Read any financial analysis and you’ll learn investors are not bullish on Pandora, because it pays most of its income in royalties. Is this the listener’s problem? Is this the artist’s problem? Is this anything but Tim Westergren’s problem?

If you want to screw others, if you want a personal advantage, you execute behind the scenes. Does Justin Bieber e-mail all his followers and say he’s scalping his own tickets? That fewer than 10% are available at the public onsale? If it’s dirty work you’re involved in, you want no sunshine on the subject.

In other words, Tim Westergren doesn’t know Internet Rule #1.

That on the Internet, the public comes first, people count. Be duplicitous, be less than honest, and your audience will disappear. Look at Netflix… All its reasons for changing fees had to do with the company’s bottom line, it didn’t make sense for the customer, which is why there’s been a backlash that has permanently hobbled the company. Netflix used to be cool, now it’s just another outlet that streams content.

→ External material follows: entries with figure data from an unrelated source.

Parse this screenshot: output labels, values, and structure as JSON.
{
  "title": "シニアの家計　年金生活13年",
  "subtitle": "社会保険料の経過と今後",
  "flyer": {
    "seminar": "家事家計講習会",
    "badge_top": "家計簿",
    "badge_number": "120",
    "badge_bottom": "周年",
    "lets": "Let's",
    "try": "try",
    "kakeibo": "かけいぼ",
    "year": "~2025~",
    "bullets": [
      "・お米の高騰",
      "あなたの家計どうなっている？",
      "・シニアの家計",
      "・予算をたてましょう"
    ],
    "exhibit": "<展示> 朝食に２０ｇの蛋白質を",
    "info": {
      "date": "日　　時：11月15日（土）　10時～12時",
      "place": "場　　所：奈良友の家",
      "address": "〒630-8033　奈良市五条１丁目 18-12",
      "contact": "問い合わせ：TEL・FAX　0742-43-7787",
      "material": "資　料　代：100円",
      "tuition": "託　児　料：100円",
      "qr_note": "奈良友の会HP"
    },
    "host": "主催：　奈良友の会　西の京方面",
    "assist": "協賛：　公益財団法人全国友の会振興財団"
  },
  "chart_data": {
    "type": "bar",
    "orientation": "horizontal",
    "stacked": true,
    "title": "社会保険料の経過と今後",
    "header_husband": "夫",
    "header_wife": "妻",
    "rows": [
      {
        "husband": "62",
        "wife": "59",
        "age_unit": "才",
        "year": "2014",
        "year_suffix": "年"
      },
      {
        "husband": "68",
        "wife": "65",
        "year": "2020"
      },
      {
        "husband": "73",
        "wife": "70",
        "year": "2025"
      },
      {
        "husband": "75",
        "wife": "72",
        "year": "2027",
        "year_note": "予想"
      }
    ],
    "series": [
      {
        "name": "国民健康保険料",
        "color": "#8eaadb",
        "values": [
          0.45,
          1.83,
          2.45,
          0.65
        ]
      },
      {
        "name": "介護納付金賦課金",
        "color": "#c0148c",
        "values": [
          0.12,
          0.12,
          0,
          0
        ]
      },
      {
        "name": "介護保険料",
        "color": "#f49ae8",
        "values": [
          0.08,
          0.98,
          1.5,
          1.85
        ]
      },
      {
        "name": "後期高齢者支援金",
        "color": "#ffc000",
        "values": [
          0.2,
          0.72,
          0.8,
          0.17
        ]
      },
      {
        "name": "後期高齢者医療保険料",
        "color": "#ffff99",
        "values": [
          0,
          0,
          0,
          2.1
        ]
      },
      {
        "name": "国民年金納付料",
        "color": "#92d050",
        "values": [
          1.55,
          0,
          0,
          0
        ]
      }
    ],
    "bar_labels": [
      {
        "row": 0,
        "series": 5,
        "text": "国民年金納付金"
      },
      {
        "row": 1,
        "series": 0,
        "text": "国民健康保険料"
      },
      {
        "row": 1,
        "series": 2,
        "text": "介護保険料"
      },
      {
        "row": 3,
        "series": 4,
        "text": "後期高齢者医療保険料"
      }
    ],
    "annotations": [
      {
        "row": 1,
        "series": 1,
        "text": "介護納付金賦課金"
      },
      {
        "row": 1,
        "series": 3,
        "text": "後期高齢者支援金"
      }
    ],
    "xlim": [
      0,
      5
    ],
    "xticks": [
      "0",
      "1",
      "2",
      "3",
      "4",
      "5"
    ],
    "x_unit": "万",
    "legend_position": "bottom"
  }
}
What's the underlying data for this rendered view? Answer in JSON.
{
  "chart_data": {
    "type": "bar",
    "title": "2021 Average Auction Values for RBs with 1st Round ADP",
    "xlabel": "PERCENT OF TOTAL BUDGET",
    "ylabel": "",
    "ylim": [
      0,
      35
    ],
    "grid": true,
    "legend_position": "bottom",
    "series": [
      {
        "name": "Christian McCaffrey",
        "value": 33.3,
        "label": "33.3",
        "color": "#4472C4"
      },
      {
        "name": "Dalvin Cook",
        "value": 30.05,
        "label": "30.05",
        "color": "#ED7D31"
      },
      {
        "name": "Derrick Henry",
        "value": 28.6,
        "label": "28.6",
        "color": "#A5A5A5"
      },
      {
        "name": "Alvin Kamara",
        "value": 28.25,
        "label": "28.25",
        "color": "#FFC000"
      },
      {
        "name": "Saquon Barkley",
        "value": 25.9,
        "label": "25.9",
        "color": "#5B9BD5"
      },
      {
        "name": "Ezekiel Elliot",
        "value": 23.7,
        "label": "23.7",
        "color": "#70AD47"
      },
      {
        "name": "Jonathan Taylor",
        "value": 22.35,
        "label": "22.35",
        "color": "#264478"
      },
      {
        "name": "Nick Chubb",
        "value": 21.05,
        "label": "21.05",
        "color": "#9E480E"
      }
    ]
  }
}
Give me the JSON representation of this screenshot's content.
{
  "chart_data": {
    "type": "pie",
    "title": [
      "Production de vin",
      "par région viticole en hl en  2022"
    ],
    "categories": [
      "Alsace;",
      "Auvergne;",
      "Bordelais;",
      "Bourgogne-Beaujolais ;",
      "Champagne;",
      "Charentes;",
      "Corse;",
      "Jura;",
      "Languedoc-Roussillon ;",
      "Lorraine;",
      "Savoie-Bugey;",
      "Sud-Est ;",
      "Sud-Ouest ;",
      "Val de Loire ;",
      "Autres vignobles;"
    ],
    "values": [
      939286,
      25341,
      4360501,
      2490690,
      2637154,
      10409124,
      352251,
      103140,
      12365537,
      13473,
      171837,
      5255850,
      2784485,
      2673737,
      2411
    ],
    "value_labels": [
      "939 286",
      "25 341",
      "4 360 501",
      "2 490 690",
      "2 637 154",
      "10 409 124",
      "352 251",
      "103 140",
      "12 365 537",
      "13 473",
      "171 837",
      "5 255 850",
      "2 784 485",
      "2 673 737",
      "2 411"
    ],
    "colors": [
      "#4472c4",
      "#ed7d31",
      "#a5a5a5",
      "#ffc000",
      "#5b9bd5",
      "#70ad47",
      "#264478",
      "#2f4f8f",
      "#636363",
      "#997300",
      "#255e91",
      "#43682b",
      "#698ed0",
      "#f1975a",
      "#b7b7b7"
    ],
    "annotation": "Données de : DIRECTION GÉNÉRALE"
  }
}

Pandora’s gonna be crushed by Apple. Hell, that’s what Apple’s done time and time again. It crushed Diamond, maker of the Rio MP3 player, it killed Nokia… Know anything about computing, and you know the big kahuna can turn your cash cow into a feature and you can go out of business. Once upon a time, spell checkers were standalone programs, that you purchased… Can you imagine paying for a third-party spell-checking program for Microsoft Word today? Hell, can you imagine needing the bloated features of Microsoft Word tomorrow?

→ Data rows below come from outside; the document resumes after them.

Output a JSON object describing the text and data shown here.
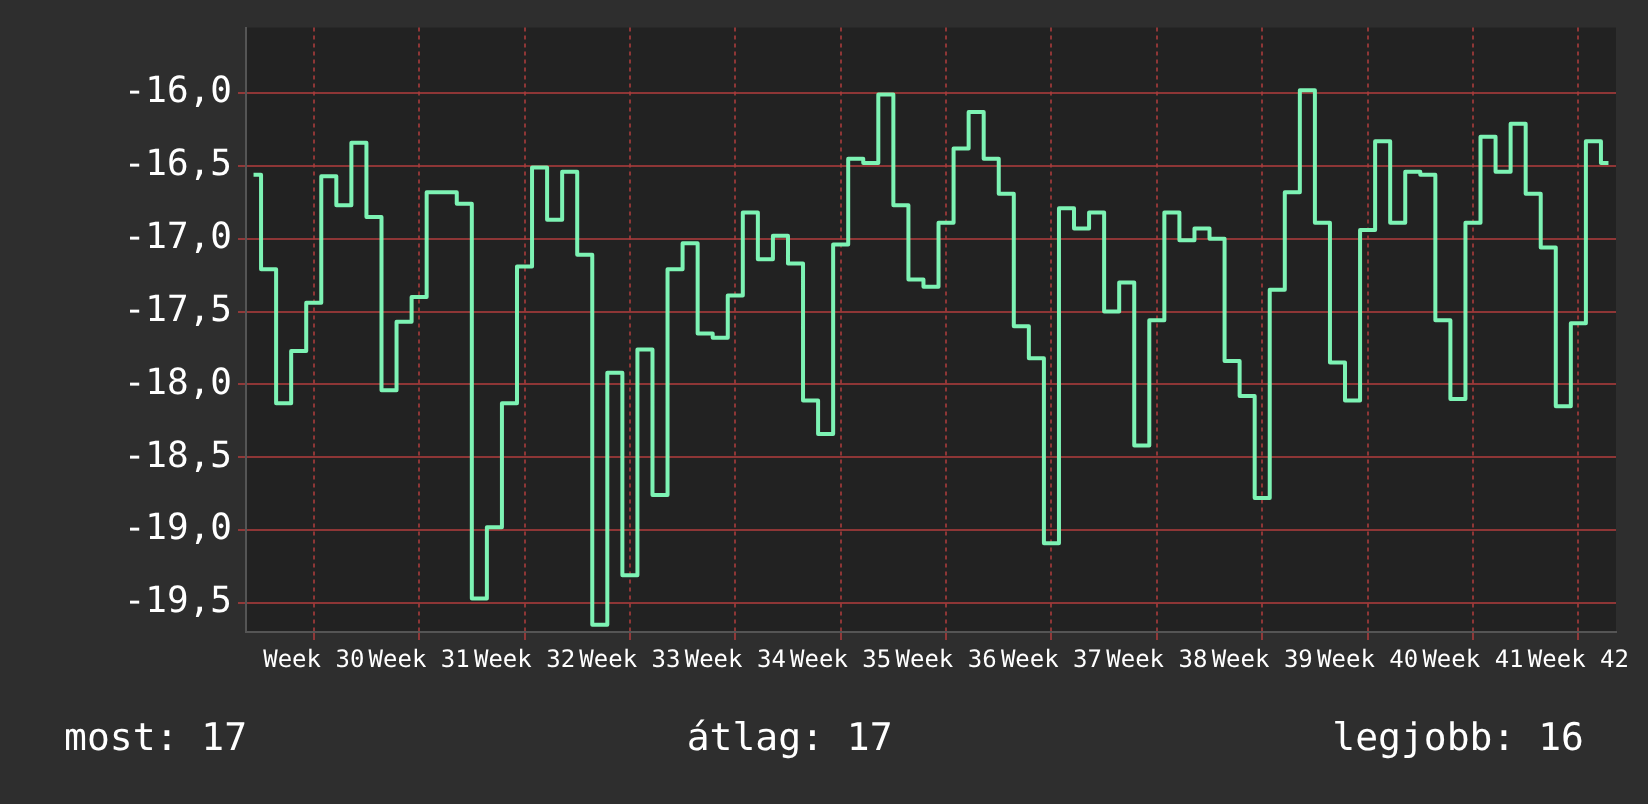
{
  "chart_data": {
    "type": "step",
    "categories": [
      null,
      null,
      null,
      null,
      "Week 30",
      null,
      null,
      null,
      null,
      null,
      null,
      "Week 31",
      null,
      null,
      null,
      null,
      null,
      null,
      "Week 32",
      null,
      null,
      null,
      null,
      null,
      null,
      "Week 33",
      null,
      null,
      null,
      null,
      null,
      null,
      "Week 34",
      null,
      null,
      null,
      null,
      null,
      null,
      "Week 35",
      null,
      null,
      null,
      null,
      null,
      null,
      "Week 36",
      null,
      null,
      null,
      null,
      null,
      null,
      "Week 37",
      null,
      null,
      null,
      null,
      null,
      null,
      "Week 38",
      null,
      null,
      null,
      null,
      null,
      null,
      "Week 39",
      null,
      null,
      null,
      null,
      null,
      null,
      "Week 40",
      null,
      null,
      null,
      null,
      null,
      null,
      "Week 41",
      null,
      null,
      null,
      null,
      null,
      null,
      "Week 42",
      null,
      null
    ],
    "series": [
      {
        "color": "#7df3b4",
        "values": [
          -16.56,
          -17.21,
          -18.13,
          -17.77,
          -17.44,
          -16.57,
          -16.77,
          -16.34,
          -16.85,
          -18.04,
          -17.57,
          -17.4,
          -16.68,
          -16.68,
          -16.76,
          -19.47,
          -18.98,
          -18.13,
          -17.19,
          -16.51,
          -16.87,
          -16.54,
          -17.11,
          -19.65,
          -17.92,
          -19.31,
          -17.76,
          -18.76,
          -17.21,
          -17.03,
          -17.65,
          -17.68,
          -17.39,
          -16.82,
          -17.14,
          -16.98,
          -17.17,
          -18.11,
          -18.34,
          -17.04,
          -16.45,
          -16.48,
          -16.01,
          -16.77,
          -17.28,
          -17.33,
          -16.89,
          -16.38,
          -16.13,
          -16.45,
          -16.69,
          -17.6,
          -17.82,
          -19.09,
          -16.79,
          -16.93,
          -16.82,
          -17.5,
          -17.3,
          -18.42,
          -17.56,
          -16.82,
          -17.01,
          -16.93,
          -17.0,
          -17.84,
          -18.08,
          -18.78,
          -17.35,
          -16.68,
          -15.98,
          -16.89,
          -17.85,
          -18.11,
          -16.94,
          -16.33,
          -16.89,
          -16.54,
          -16.56,
          -17.56,
          -18.1,
          -16.89,
          -16.3,
          -16.54,
          -16.21,
          -16.69,
          -17.06,
          -18.15,
          -17.58,
          -16.33,
          -16.48
        ]
      }
    ],
    "ylim": [
      -19.7,
      -15.55
    ],
    "yticks": [
      {
        "value": -19.5,
        "label": "-19,5"
      },
      {
        "value": -19,
        "label": "-19,0"
      },
      {
        "value": -18.5,
        "label": "-18,5"
      },
      {
        "value": -18,
        "label": "-18,0"
      },
      {
        "value": -17.5,
        "label": "-17,5"
      },
      {
        "value": -17,
        "label": "-17,0"
      },
      {
        "value": -16.5,
        "label": "-16,5"
      },
      {
        "value": -16,
        "label": "-16,0"
      }
    ],
    "grid": true,
    "legend": false,
    "annotations": [
      "most: 17",
      "átlag: 17",
      "legjobb: 16"
    ]
  }
}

That’s Microsoft’s challenge. Preparing for tomorrow. That’s what the Surface is all about. A way out of the desktop mess. Desktops are disappearing like buggies drawn by horses. Turns out most people don’t need the horsepower and the features, of either desktops or laptops. A tablet is good enough.

Turns out you pick what you want to hear from Spotify and also get a Pandora-like radio service.

What’s Pandora’s end game?

EXTINCTION!

What Westergren has done right is get apps in cars. That’s what built Sirius XM, he’s following their blueprint. As for comparing Sirius XM with Pandora, the day Pandora gets Howard Stern on the service is the day I change my opinion. Pandora is just a bunch of stuff you don’t want to hear mixed amongst a few unknown gems that make you feel good because you discovered them. Is this the future of music discovery? Panning for gold? No, on the Internet people deliver gold right to your inbox. Pandora is inefficient.

But that’s just my personal bias. Your mileage may vary. You may like Pandora, that’s fine with me.

But why should you be obligated to ensure Tim Westergren and his company make more money? It’s like Bank of America e-mailing me to support deregulation of the financial sector because I’ve got an account there. How is this going to benefit me? How is it going to benefit the listener if Pandora pays fewer royalties? It’s not like my computer is gonna turn into an ATM and spit out cash.

Greed. That’s what our country runs on. Everybody’s willing to step on another to get even more. It’s not only Westergren and bankers, it’s artists, it’s everybody. Class warfare? It’s what we’ve got all day long. Teachers are chumps who should be pushed down the food chain. Military men and women are lauded, just don’t make me join their ranks and while we’re at it, let’s lower their benefits.

It is not my obligation to improve Pandora’s business model. It’s not my obligation to make the stock go up and line Pandora’s pocket.

I’m stunned that Tim Westergren is too blind to see this.